Inviato 19 ottobre 2009 - 16:22

Si è molto parlato su questo forum del revanscismo di alcuni giovani moldavi anticomunisti ma poco si è sempre detto sull'atteggiamento di altri giovani e non più giovani abitanti della Moldova che mai hanno voluto imparare una parola di moldavo o rumeno che dir si voglia.
Assomiglia all'atteggiamento di alcuni nazionalisti altoatesini che, con tutte le loro ragioni, hanno sempre considerato l'italiano un idioma da disprezzare.

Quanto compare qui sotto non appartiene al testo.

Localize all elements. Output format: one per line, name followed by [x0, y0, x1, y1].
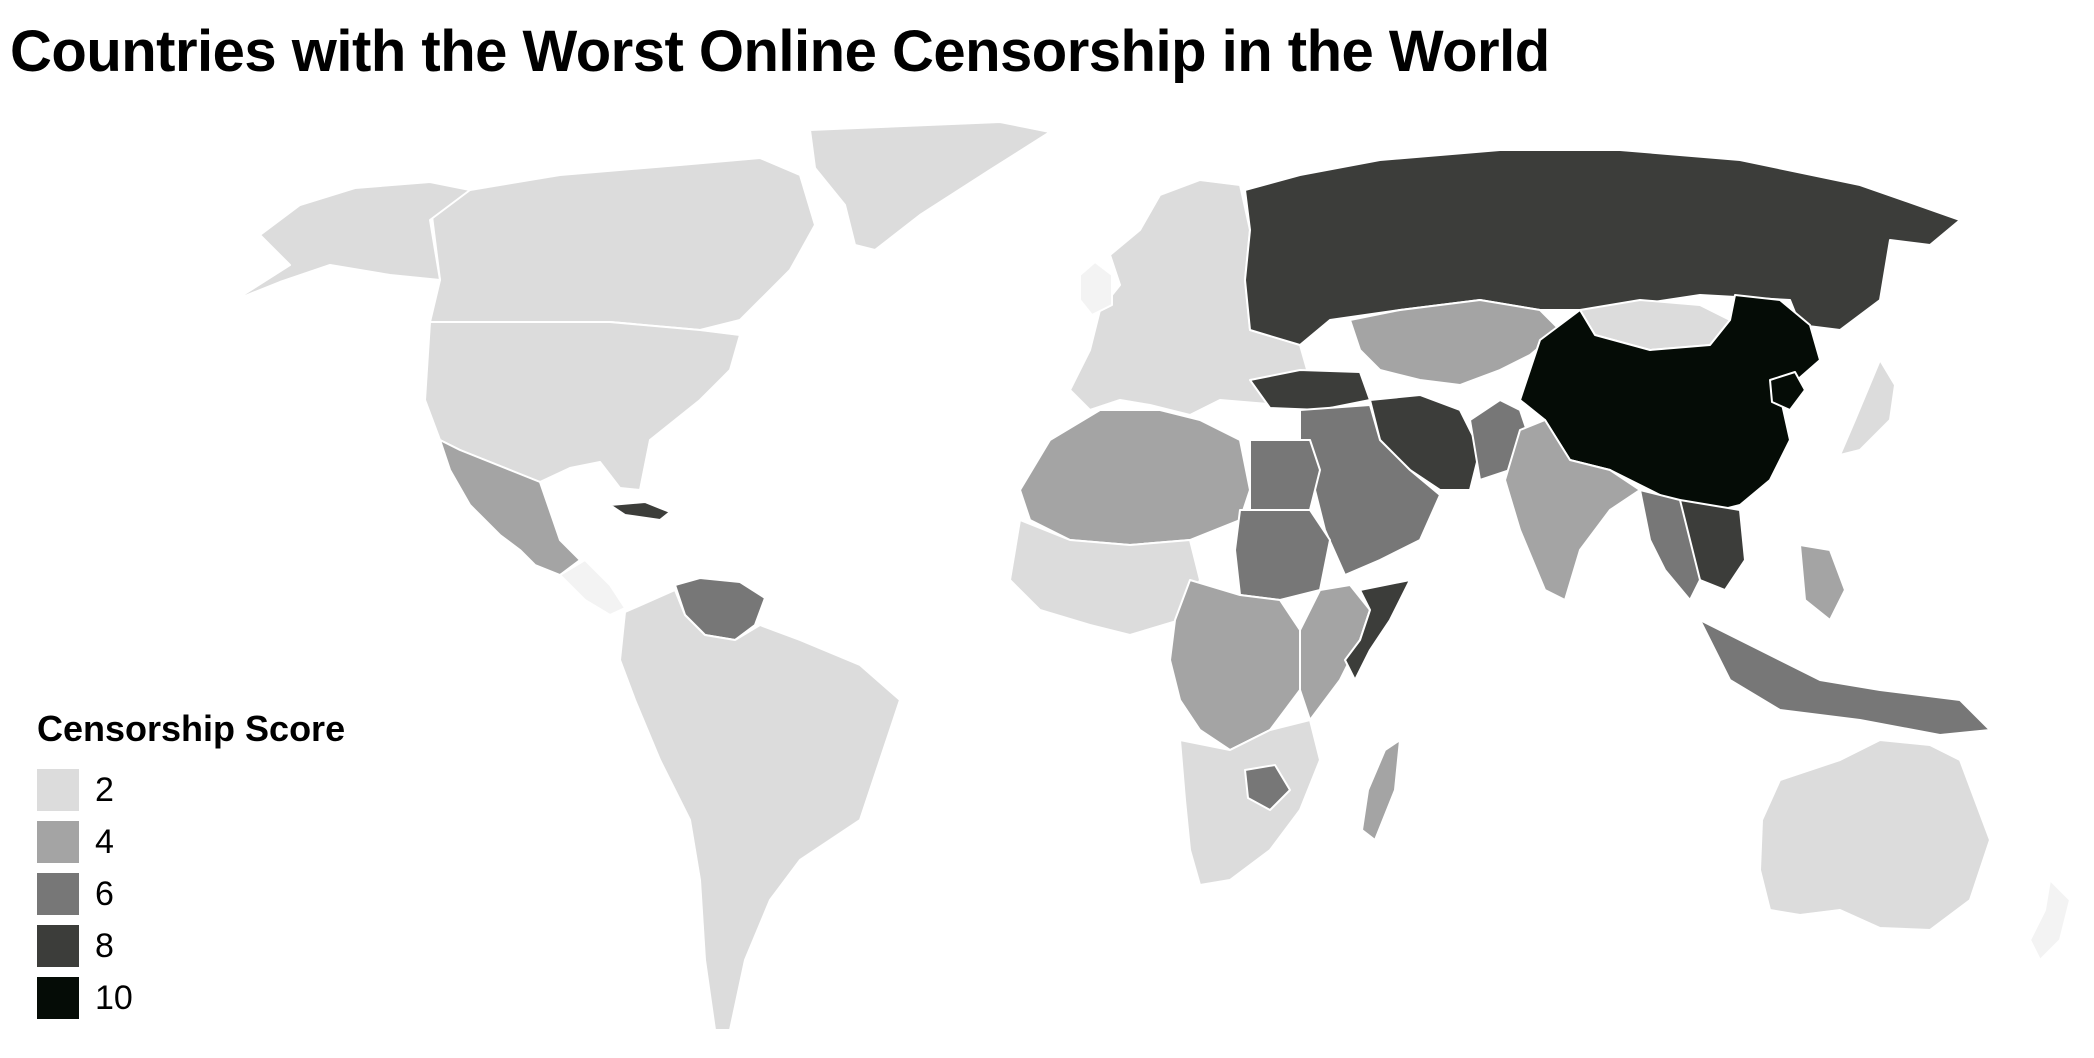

Il non voler parlare una seconda lingua ( non importa chi si sente "occupato" e chi "occupante", chi superiore e chi sottomesso) mi pare il segno di uno stupido e arrogante senso di superiorità.
Il fatto segnalato da Boronius mi è confermato da conoscenti moldavi e e molto più frequente di quanto non si creda.


La verità è che non solo tanti abitanti della Moldova di etnia russa o comunque non moldava non hanno mai voluto imparare il romeno o moldavo, che è la stessa cosa, ma anche tante persone di etnia moldava hanno prefferito far studiare i figli nelle scuole russe e spesso anche a casa si è parlato russo. Questo ha portato al fatto che oggi ci ritroviamo con tanti moldavi che non sanno parlare la loro lingua, e spesso non sanno parlare bene ne russo, ne romeno.